B'zは味の素&日産スタジアムで計4公演開催 ONE OK ROCK、King Gnu…ドーム/スタジアム級公演を実現するバンドの共通点

 『FUJI ROCK FESTIVAL』、『ROCK IN JAPAN FESTIVAL』、『SUMMER SONIC』といった大型音楽フェスが声出しありのほぼフルスペックで開催されたこの夏。新型コロナウイルス感染症が5類感染症に移行し、政府の基本的対処方針が廃止されたことも後押ししてか、音楽フェスだけでなく単独公演においてもスタジアム級のライブが続々と開催されている。

 春にファイナルを迎えたONE OK ROCKの全国6大ドームツアー『LUXURY DISEASE JAPAN TOUR』やKing Gnuの東阪スタジアムツアー『CLOSING CEREMONY』といった若手・中堅アーティストによる大型公演だけでなく、現在ツアー中のアリーナとドーム、スタジアムをまわるB'zの35周年ライブ『LIVE-GYM Pleasure 2023 -STARS-』など、レジェンドアーティストによる大型公演も活況だ。特にB'zのツアーについては、同じ関東圏の味の素スタジアムと日産スタジアムで計4公演がセットされており、途轍もない集客が想像される。このように何万人ものオーディエンスを収容するキャパシティの会場をソールドアウトさせる、彼らのライブの魅力はどこにあるのだろうか? いくつか挙げられる共通点をたどりながら、その魅力を解き明かしていこう。

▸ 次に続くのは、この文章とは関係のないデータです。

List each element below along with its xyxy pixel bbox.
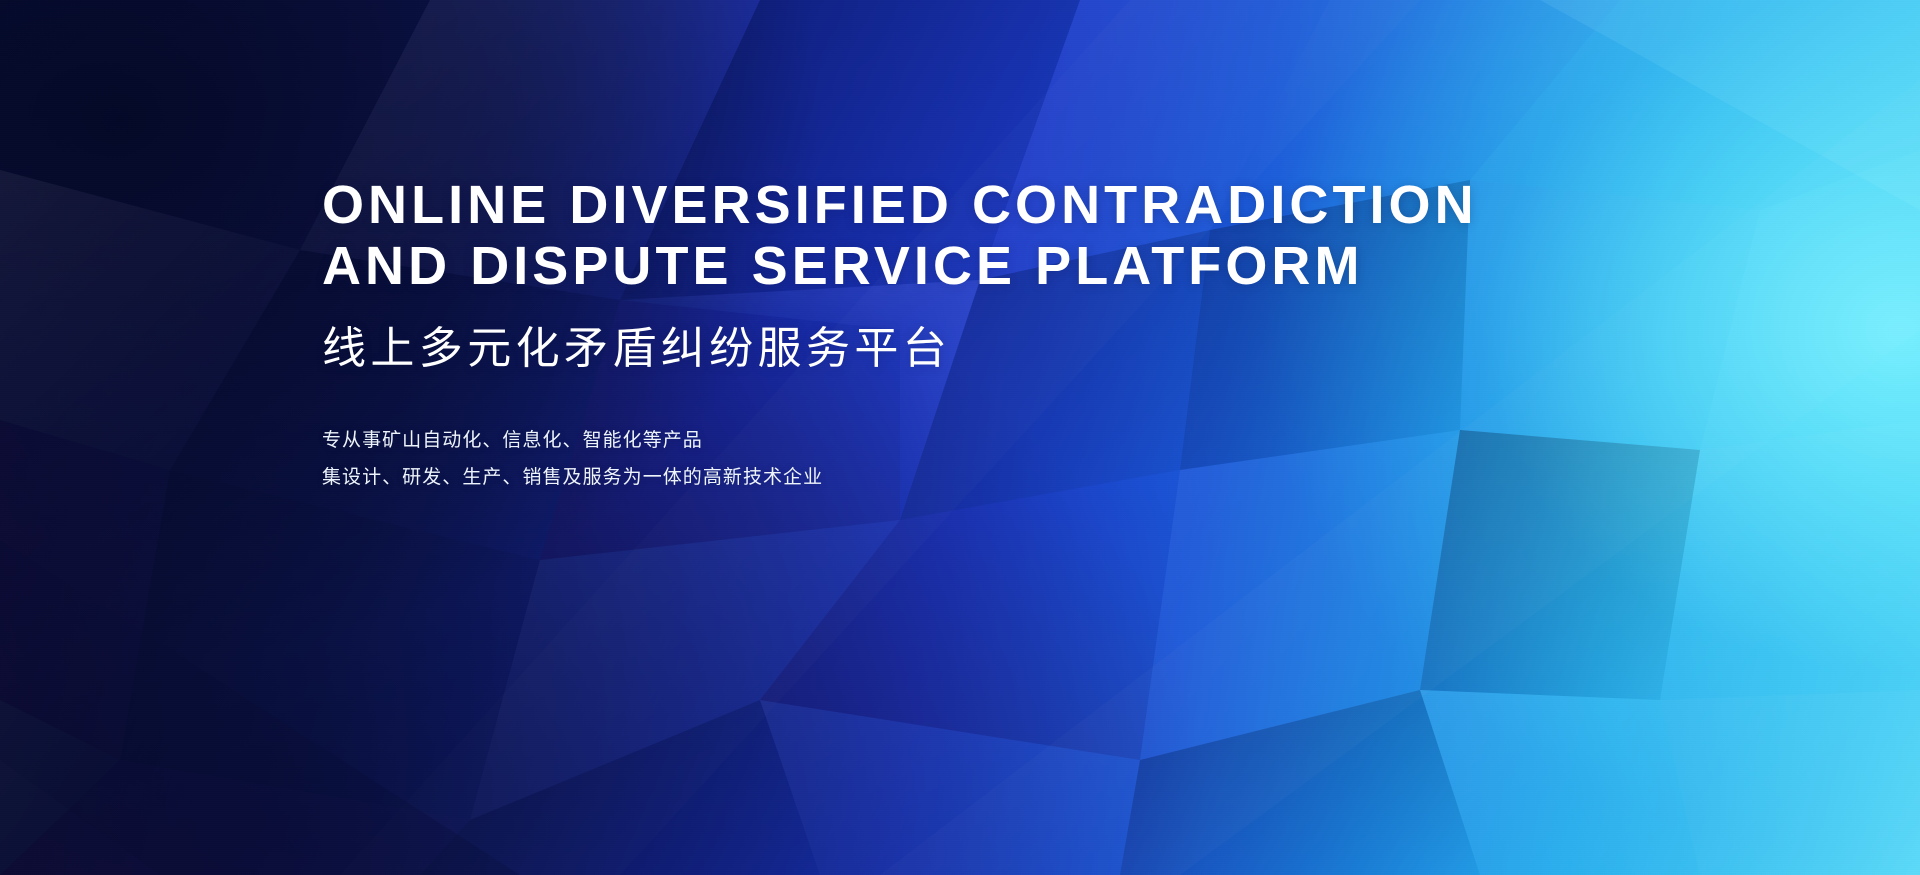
page-subtitle-chinese: 线上多元化矛盾纠纷服务平台 bbox=[322, 323, 1722, 376]
company-description: 专从事矿山自动化、信息化、智能化等产品 集设计、研发、生产、销售及服务为一体的高… bbox=[322, 422, 1722, 496]
headline-line-1: ONLINE DIVERSIFIED CONTRADICTION bbox=[322, 175, 1722, 236]
hero-content: ONLINE DIVERSIFIED CONTRADICTION AND DIS… bbox=[322, 175, 1722, 496]
page-title: ONLINE DIVERSIFIED CONTRADICTION AND DIS… bbox=[322, 175, 1722, 297]
description-line-1: 专从事矿山自动化、信息化、智能化等产品 bbox=[322, 422, 1722, 459]
description-line-2: 集设计、研发、生产、销售及服务为一体的高新技术企业 bbox=[322, 459, 1722, 496]
hero-banner: ONLINE DIVERSIFIED CONTRADICTION AND DIS… bbox=[0, 0, 1920, 875]
headline-line-2: AND DISPUTE SERVICE PLATFORM bbox=[322, 236, 1722, 297]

 まず最初に共通点として挙げられるのは、幅広い年齢層へのリーチ力である。筆者がこの春にONE OK ROCKの東京ドーム公演とKing Gnuの日産スタジアム公演に参加した際に驚かされたのは、オーディエンス属性の多彩さである。ボリュームゾーンであろう10代〜20代を中心にしながら、30代以降の世代にもしっかりリーチしており、親子2代でライブを楽しんでいる姿も見られ、性別の偏りも感じなかった。そして、B'zの過去のスタジアムライブでの記憶を遡ると、より幅広い年齢層へリーチしており、ボリュームゾーンにあたる30代〜40代から、上下の年代に広く染み出すようなオーディエンス構成だったと思い当たる。

 「世代を超えて楽しめるライブ」といった点に最初の共通点を見出すとすると、ふたつめの共通点として、なぜそんなライブが実現できるのか? にフォーカスしたい。それは、誰もが盛り上がるライブ演出にあるだろう。昨今定番化している巨大なLEDスクリーンでの映像演出だけでなく、花火や火柱のような特効も駆使しながら大型会場ならではの演出が繰り広げられる彼らのライブ。ド派手な演出によってセットリストすべての楽曲を聴き込んだコアなファンでなくとも、直感的に楽しめるライブに仕上がっている。例えば、ONE OK ROCKのドームツアーでは、オーディエンス一人ひとりにブレスレット式のライトが配布され、ライブの要所要所で点灯する。一斉に点灯するライトは、まるで光の絨毯のように美しく、会場の後方まで一体感が共有される感動的な演出だ。

ONE OK ROCK - Global Livestream "LUXURY DISEASE JAPAN TOUR"

 また、King Gnuのスタジアムツアー『CLOSING CEREMONY』では、特効演出と超巨大スクリーンを用いた現代アートとも思えるような映像演出の迫力が凄まじく、スタジアム会場ならではの体感であった。そして、B'zもこれまで多くのライブでさまざまな演出を試みてきている。例えば、「LOVE PHANTOM」でのギターから発射されるレーザー光線や高台からダイブする演出が思い浮かぶ。このように一種の祝祭感を創り上げるようなダイナミックな演出にも、彼らのライブの共通点を見出すことができるだろう。